Okay, obviously I had some particularly harsh feelings about Usher. The thing about it is that the acting is phenomenal. Everyone does a fantastic job, and that made much of it enjoyable even as I was fretting about the thin adaptations. And if you watch much of Flanagan’s work, you can see why great actors want to work with him. He provides huge monologues and plenty of opportunities to just chew the scenery. He’s an actor’s director who gives actors tons of space to work their craft. And the things that succeed in these two series are largely due to the actors doing just that. But in terms of story and theme, Flanagan’s writing in these series just feels 101 to me.

The other Flanagan series I have watched is The Haunting of Hill House. And while the series as a whole is not something I would recommend – it frequently sounds like someone wrote a book of dramatic audition monologues and then filmed it – there is a moment in there that I think is fantastic. The sixth episode, “Two Storms,” is filmed as a series of extremely long single-take shots with a roaming camera that actually adds to the horror and tension instead of just seeming contrived. The acting is great and the writing is much more dynamic than usual to keep the perspective moving. This episode is probably the best 60-minute chunk of horror I have ever seen, and I wish it was the only thing Flanagan filmed for this title. I don’t think you need any context from the rest of the series (which is barely based on the book anyway), so I only recommend this one episode. Watch it if you haven’t. And try watching it without the other episodes. I would be curious how well that works.

Final Thoughts

Rather than trying to persuade anyone to take my views on these series (if you’ve gotten that impression, I apologize), the real takeaway I want people to have here is that our experiences impact our perception of media.

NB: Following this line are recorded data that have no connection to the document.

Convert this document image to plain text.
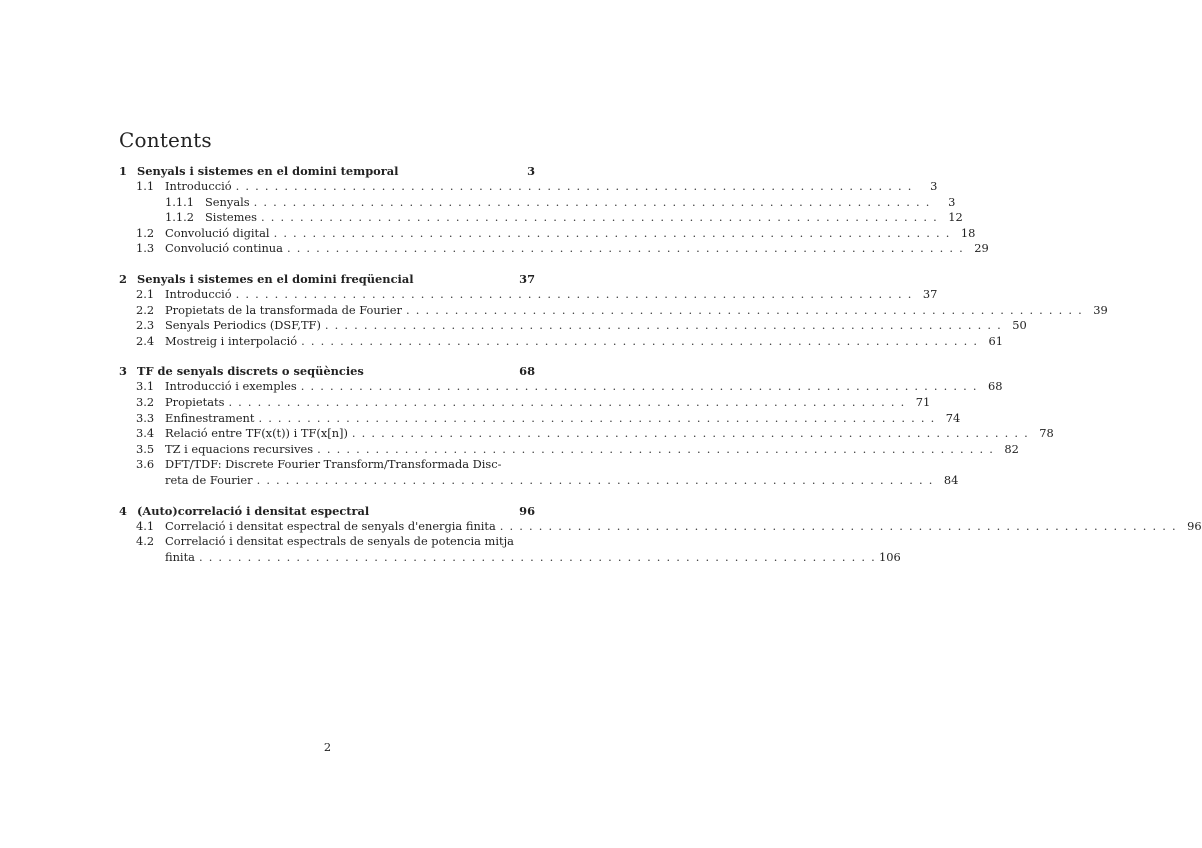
Contents
1 Senyals i sistemes en el domini temporal	3
1.1 Introducció . . .	3
1.1.1 Senyals . . .	3
1.1.2 Sistemes . . .	12
1.2 Convolució digital . . .	18
1.3 Convolució continua . . .	29
2 Senyals i sistemes en el domini freqüencial	37
2.1 Introducció . . .	37
2.2 Propietats de la transformada de Fourier . . .	39
2.3 Senyals Periodics (DSF,TF) . . .	50
2.4 Mostreig i interpolació . . .	61
3 TF de senyals discrets o seqüències	68
3.1 Introducció i exemples . . .	68
3.2 Propietats . . .	71
3.3 Enfinestrament . . .	74
3.4 Relació entre TF(x(t)) i TF(x[n]) . . .	78
3.5 TZ i equacions recursives . . .	82
3.6 DFT/TDF: Discrete Fourier Transform/Transformada Disc-
reta de Fourier . . .	84
4 (Auto)correlació i densitat espectral	96
4.1 Correlació i densitat espectral de senyals d'energia finita . . .	96
4.2 Correlació i densitat espectrals de senyals de potencia mitja
finita . . .	106
2
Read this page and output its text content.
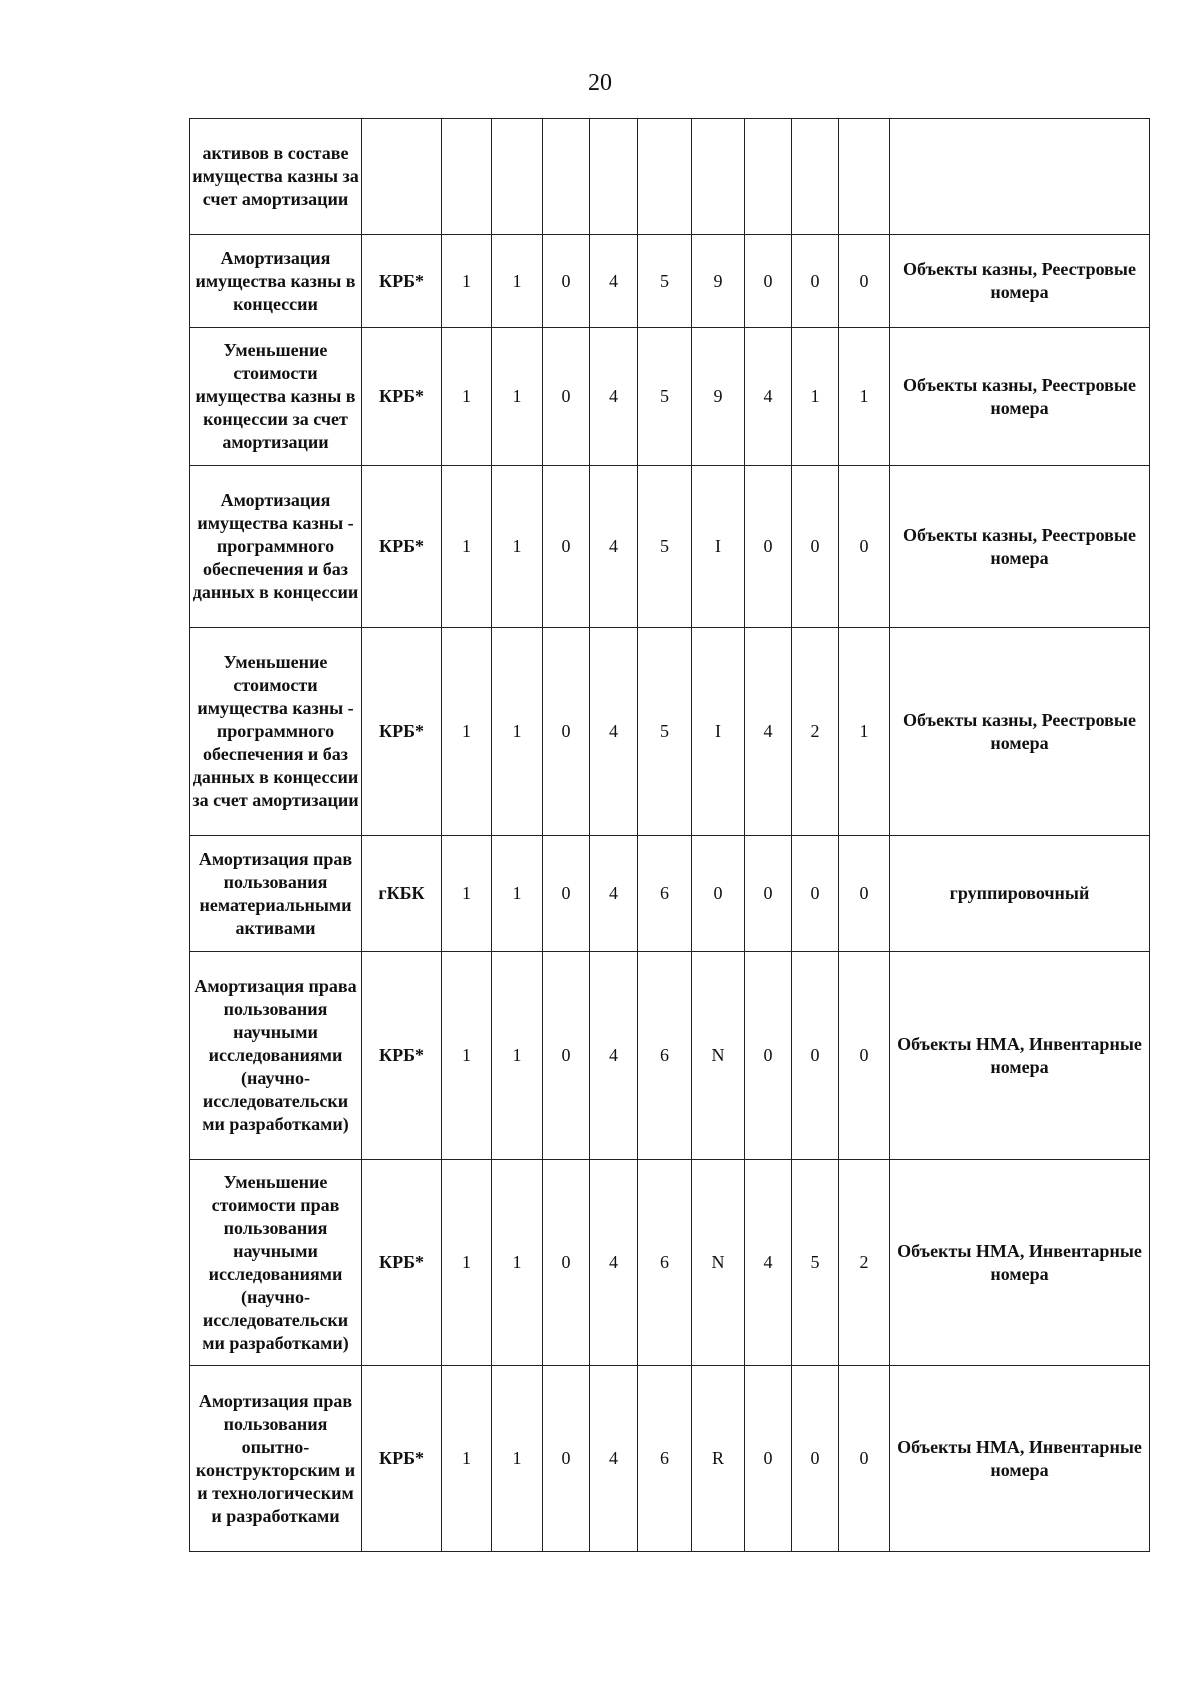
20
активов в составе имущества казны за счет амортизации											
Амортизация имущества казны в концессии	КРБ*	1	1	0	4	5	9	0	0	0	Объекты казны, Реестровые номера
Уменьшение стоимости имущества казны в концессии за счет амортизации	КРБ*	1	1	0	4	5	9	4	1	1	Объекты казны, Реестровые номера
Амортизация имущества казны - программного обеспечения и баз данных в концессии	КРБ*	1	1	0	4	5	I	0	0	0	Объекты казны, Реестровые номера
Уменьшение стоимости имущества казны - программного обеспечения и баз данных в концессии за счет амортизации	КРБ*	1	1	0	4	5	I	4	2	1	Объекты казны, Реестровые номера
Амортизация прав пользования нематериальными активами	гКБК	1	1	0	4	6	0	0	0	0	группировочный
Амортизация права пользования научными исследованиями (научно-исследовательски ми разработками)	КРБ*	1	1	0	4	6	N	0	0	0	Объекты НМА, Инвентарные номера
Уменьшение стоимости прав пользования научными исследованиями (научно-исследовательски ми разработками)	КРБ*	1	1	0	4	6	N	4	5	2	Объекты НМА, Инвентарные номера
Амортизация прав пользования опытно-конструкторским и и технологическим и разработками	КРБ*	1	1	0	4	6	R	0	0	0	Объекты НМА, Инвентарные номера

I’d like you to think about the topics where you are similarly “done with the 101,” and consider how that affects what media you think of as shallow even when others do not. And maybe we can also use this understanding to grow in empathy for how others perceive media differently.

2 thoughts on “Done With the 101

  1. Interesting critical tool. I may end up using it. The examples of “101” that come to mind, though, are sadly all in real life. People who find Roko’s Basilisk convincing are people who have never pondered Pascal’s Wager.

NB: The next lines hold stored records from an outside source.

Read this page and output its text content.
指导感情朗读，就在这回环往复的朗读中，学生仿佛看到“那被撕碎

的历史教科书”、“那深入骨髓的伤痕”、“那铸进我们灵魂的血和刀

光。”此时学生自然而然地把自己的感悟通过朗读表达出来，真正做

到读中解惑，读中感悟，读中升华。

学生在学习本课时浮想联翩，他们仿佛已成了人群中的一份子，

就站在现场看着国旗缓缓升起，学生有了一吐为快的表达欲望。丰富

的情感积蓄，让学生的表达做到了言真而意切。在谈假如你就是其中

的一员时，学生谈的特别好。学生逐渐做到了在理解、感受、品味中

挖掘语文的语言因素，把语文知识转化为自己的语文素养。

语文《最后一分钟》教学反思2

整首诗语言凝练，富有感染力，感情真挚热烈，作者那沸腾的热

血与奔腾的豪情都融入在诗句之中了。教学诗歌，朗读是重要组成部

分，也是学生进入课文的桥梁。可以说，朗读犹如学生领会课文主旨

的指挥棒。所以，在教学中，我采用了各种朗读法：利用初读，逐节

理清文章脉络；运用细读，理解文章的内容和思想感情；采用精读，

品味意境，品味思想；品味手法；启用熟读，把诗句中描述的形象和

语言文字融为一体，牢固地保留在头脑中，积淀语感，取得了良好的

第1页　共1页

    I’m a huge Mike Flanagan fan. I wouldn’t argue that his work is *deep*, but I do find it extremely good at arousing strong emotions in me. The other thing I love about Flanagan is the craftsmanship of the storytelling. To quote a Daniel Pinkwater character:
    “The thing about Laurel and Hardy movies that you can’t get from the chopped-up versions on television is how beautiful they are. Things happen exactly at the moment they have to happen. They don’t happen a second too soon or too late. You can even predict what’s going to happen—and it does happen—and it surprises you anyway. It doesn’t surprise you because it happened, but because it happened so perfectly.”
    I love the way Flanagan’s (often non-linear) plots are like jigsaw puzzles which fit together perfectly. Obviously, mileage varies on both those opinions.

    I felt that Verna’s identity was pretty clear in the final episode. She’s Satan, as portrayed in the Book of Job. As some people have described him, “God’s QA Engineer”; not evil, just testing people’s limits. The question of what would happen if the children had walked away is a puzzle, I admit. I headcanon that they could have escaped (imminent) death by faking their death and taking on new IDs, but there’s nothing in the text that particularly supports that. And/or Verna might offer them deals of their own.

    I didn’t read the ‘Narrative of lawyer Pym’ as having much, if anything, to do with Verna. Though of course, she *knows* about it. I read it as just a quick allusion to the fact that there *was* a complex horror story in his background. And a (paper-thin) allusion to another Poe title.

    Liked by 1 person

  2. You’ve done something I greatly appreciate whenever someone does it – you’ve managed to make the story better simply with your interpretations. I might consider those interpretations somewhat generous (while mine are certainly more stingy), but I am glad that you can find a lens that amplifies the value for you.